На пыльной, усыпанной листвой дороге они попали в засаду. Их перебили бы всех до единого, будь противник — крошечные вьетконговцы в пропотевших футболках и шортах цвета хаки — чуть более организованным. Когда солдаты начали отступать (то есть повернулись спиной к врагу, бросились бежать), вьетконговцы вышли на дорогу и стали расстреливать их в упор.
Майор и еще один офицер были убиты первым же залпом, оставшиеся два офицера застыли в растерянности. С помощью сержанта, немного понимавшего по-английски, Райдер собрал уцелевших солдат под своим командованием и организовал оборону. В конце концов они даже предприняли контратаку, причем Райдер вдруг обнаружил, что он бесстрашный боец — в том смысле, что страх смерти никак не влиял на его профессиональные качества. Враг был разбит — то есть растворился в воздухе, хотя и оставил на пыльной дороге порядочное количество убитых и раненых, так что этот эпизод при желании можно было истолковать как победу регулярной армии Республики Вьетнам.
После этого ему часто приходилось водить в атаку небольшие отряды в ходе различных локальных операций. Он не получал никакого удовольствия от убийства, но сознание собственного профессионализма, несомненно, приносило ему некоторое удовлетворение. По окончании кампании Райдер вернулся в Штаты и до самой демобилизации прослужил инструктором в пехотном лагере в Джорджии.
Он вернулся в дом тетки, где к тому времени произошли некоторые изменения: тетка стала меньше пить и отказалась от мастурбации в пользу любовника, пожилого похотливого адвоката. Скорее от нечего делать, чем из любознательности, Райдер решил потратить накопленное жалованье на путешествие по Европе. В Бельгии, в баре на окраине Антверпена, он познакомился с горластым, веселым, бывалым немцем, который завербовал его и отправил в наемники в Конго.

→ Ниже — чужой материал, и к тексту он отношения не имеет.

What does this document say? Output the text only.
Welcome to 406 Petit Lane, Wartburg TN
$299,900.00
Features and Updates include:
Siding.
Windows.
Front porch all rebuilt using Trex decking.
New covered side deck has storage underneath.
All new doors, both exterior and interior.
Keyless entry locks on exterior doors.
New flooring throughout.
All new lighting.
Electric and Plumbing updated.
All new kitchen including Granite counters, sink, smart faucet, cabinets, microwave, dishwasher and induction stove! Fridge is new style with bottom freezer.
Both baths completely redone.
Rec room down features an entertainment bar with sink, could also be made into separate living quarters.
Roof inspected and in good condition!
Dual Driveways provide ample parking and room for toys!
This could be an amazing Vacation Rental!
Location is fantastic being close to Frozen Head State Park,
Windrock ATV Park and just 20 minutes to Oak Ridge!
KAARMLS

За исключением короткого контракта в Боливии, постоянным и выгодным его работодателем была Африка, где он воевал в различных районах, на различных сторонах, за различные политические интересы, и был этим вполне доволен. Он много узнал о ведении боя в различных природных условиях, о командовании войсками различной степени профессионализма и храбрости; был в общей сложности трижды ранен: дважды легко и один раз серьезно — копье пронзило его насквозь, как овцу, но при этом ни один жизненно важный орган практически не был задет. Уже через месяц Райдер снова был в строю.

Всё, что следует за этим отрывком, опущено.